The commission has decided after a preliminary review there is no basis for a full inquiry into whether there should be price controls for retail and wholesale milk.
However, it may look further into how dairy cooperative Fonterra sets the price it pays farmers for their milk and what it charges other processors.
The Commerce Commission acted following complaints from the Consumers Institute and some independent processors about rising prices.
After reviewing a substantial amount of information, it announced on Tuesday that there is enough competition at the retail and wholesale levels to more than meet the requirements of the Commerce Act.
At the wholesale level, it found that competition between Fonterra and Goodman Fielder exceeds the little or no competition threshold required for the commission to undertake a price control inquiry.
The Commerce Commission says its investigations show that the level of competition and existing regulation arrangements means it cannot intervene.
Commission chairperson Mark Berry says it may revisit complaints about how Fonterra sets the prices it pays farmers for milk, and the price it charges other processors, under another part of the Commerce Act once a separate government review into those aspects of milk pricing is completed.
Milk producers had argued an inquiry was not necessary and that milk prices are being pushed up by strong international demand.
Fonterra, shareholders welcome decision
Fonterra welcomed the decision not to hold a price control inquiry into the domestic milk market.
Chief financial officer Jonathan Mason says it has always argued that there was no justification for an inquiry or further regulation at any level of the market.
Mr Mason says Fonterra's competitors led the call for an inquiry because they want to force down the amount they pay farmers for raw milk.

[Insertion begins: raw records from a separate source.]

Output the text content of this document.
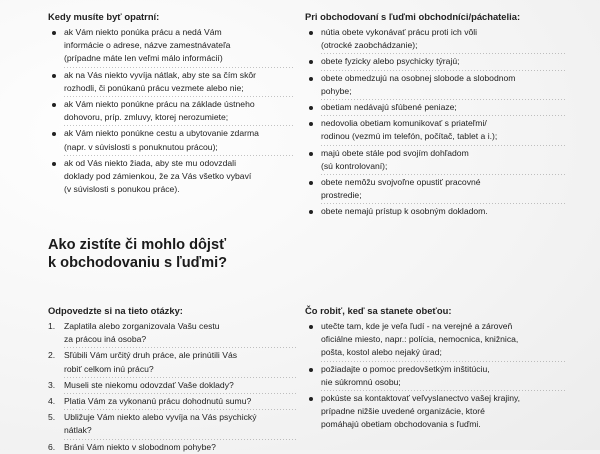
Kedy musíte byť opatrní:
ak Vám niekto ponúka prácu a nedá Vám
informácie o adrese, názve zamestnávateľa
(prípadne máte len veľmi málo informácií)
ak na Vás niekto vyvíja nátlak, aby ste sa čím skôr
rozhodli, či ponúkanú prácu vezmete alebo nie;
ak Vám niekto ponúkne prácu na základe ústneho
dohovoru, príp. zmluvy, ktorej nerozumiete;
ak Vám niekto ponúkne cestu a ubytovanie zdarma
(napr. v súvislosti s ponuknutou prácou);
ak od Vás niekto žiada, aby ste mu odovzdali
doklady pod zámienkou, že za Vás všetko vybaví
(v súvislosti s ponukou práce).
Pri obchodovaní s ľuďmi obchodníci/páchatelia:
nútia obete vykonávať prácu proti ich vôli
(otrocké zaobchádzanie);
obete fyzicky alebo psychicky týrajú;
obete obmedzujú na osobnej slobode a slobodnom
pohybe;
obetiam nedávajú sľúbené peniaze;
nedovolia obetiam komunikovať s priateľmi/
rodinou (vezmú im telefón, počítač, tablet a i.);
majú obete stále pod svojím dohľadom
(sú kontrolovaní);
obete nemôžu svojvoľne opustiť pracovné
prostredie;
obete nemajú prístup k osobným dokladom.
Ako zistíte či mohlo dôjsť
k obchodovaniu s ľuďmi?
Odpovedzte si na tieto otázky:
1. Zaplatila alebo zorganizovala Vašu cestu
za prácou iná osoba?
2. Sľúbili Vám určitý druh práce, ale prinútili Vás
robiť celkom inú prácu?
3. Museli ste niekomu odovzdať Vaše doklady?
4. Platia Vám za vykonanú prácu dohodnutú sumu?
5. Ubližuje Vám niekto alebo vyvíja na Vás psychický
nátlak?
6. Bráni Vám niekto v slobodnom pohybe?
Čo robiť, keď sa stanete obeťou:
utečte tam, kde je veľa ľudí - na verejné a zároveň
oficiálne miesto, napr.: polícia, nemocnica, knižnica,
pošta, kostol alebo nejaký úrad;
požiadajte o pomoc predovšetkým inštitúciu,
nie súkromnú osobu;
pokúste sa kontaktovať veľvyslanectvo vašej krajiny,
prípadne nižšie uvedené organizácie, ktoré
pomáhajú obetiam obchodovania s ľuďmi.
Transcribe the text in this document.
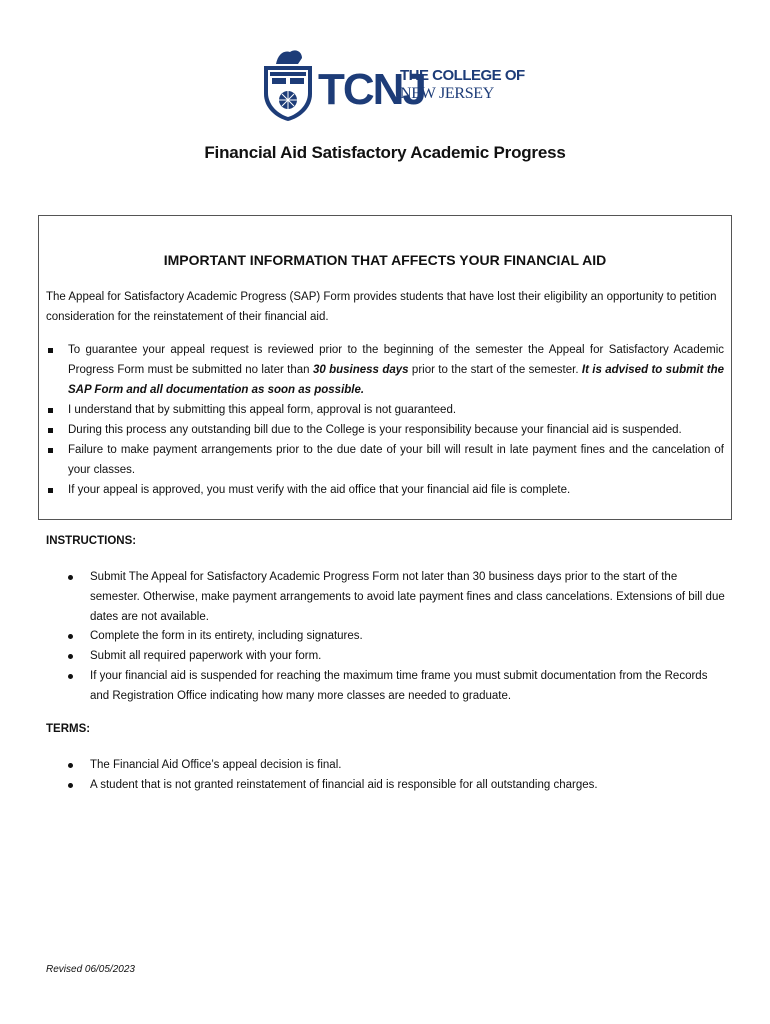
TCNJ
THE COLLEGE OF
NEW JERSEY
Financial Aid Satisfactory Academic Progress
IMPORTANT INFORMATION THAT AFFECTS YOUR FINANCIAL AID
The Appeal for Satisfactory Academic Progress (SAP) Form provides students that have lost their eligibility an opportunity to petition consideration for the reinstatement of their financial aid.
To guarantee your appeal request is reviewed prior to the beginning of the semester the Appeal for Satisfactory Academic Progress Form must be submitted no later than 30 business days prior to the start of the semester. It is advised to submit the SAP Form and all documentation as soon as possible.
I understand that by submitting this appeal form, approval is not guaranteed.
During this process any outstanding bill due to the College is your responsibility because your financial aid is suspended.
Failure to make payment arrangements prior to the due date of your bill will result in late payment fines and the cancelation of your classes.
If your appeal is approved, you must verify with the aid office that your financial aid file is complete.
INSTRUCTIONS:
Submit The Appeal for Satisfactory Academic Progress Form not later than 30 business days prior to the start of the semester. Otherwise, make payment arrangements to avoid late payment fines and class cancelations. Extensions of bill due dates are not available.
Complete the form in its entirety, including signatures.
Submit all required paperwork with your form.
If your financial aid is suspended for reaching the maximum time frame you must submit documentation from the Records and Registration Office indicating how many more classes are needed to graduate.
TERMS:
The Financial Aid Office’s appeal decision is final.
A student that is not granted reinstatement of financial aid is responsible for all outstanding charges.
Revised 06/05/2023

The Fonterra Shareholders' Council, which represents farmers supplying milk to the cooperative, says the decision vindicates farmers' view that the farm gate milk price is fair and reflects the capital and production costs incurred in the dairy industry.
Independent fears being priced out of market
Independent dairy processors are hoping the Commerce Commission will revisit their complaints.
The director of Klondyke Fresh, Graeme Brown, says there is potential for producers to get priced out of the milk market - meaning consumers will get less choice as a result.
Mr Brown says he pays Fonterra its farm gate prices, plus additional charges including a 10 cent premium, making his product more expensive. He says he then has to compete with Fonterra's brands for customers.
A spokesperson for three other independent processors, Peter Fraser, says the companies have issues with what Fonterra charges for the milk.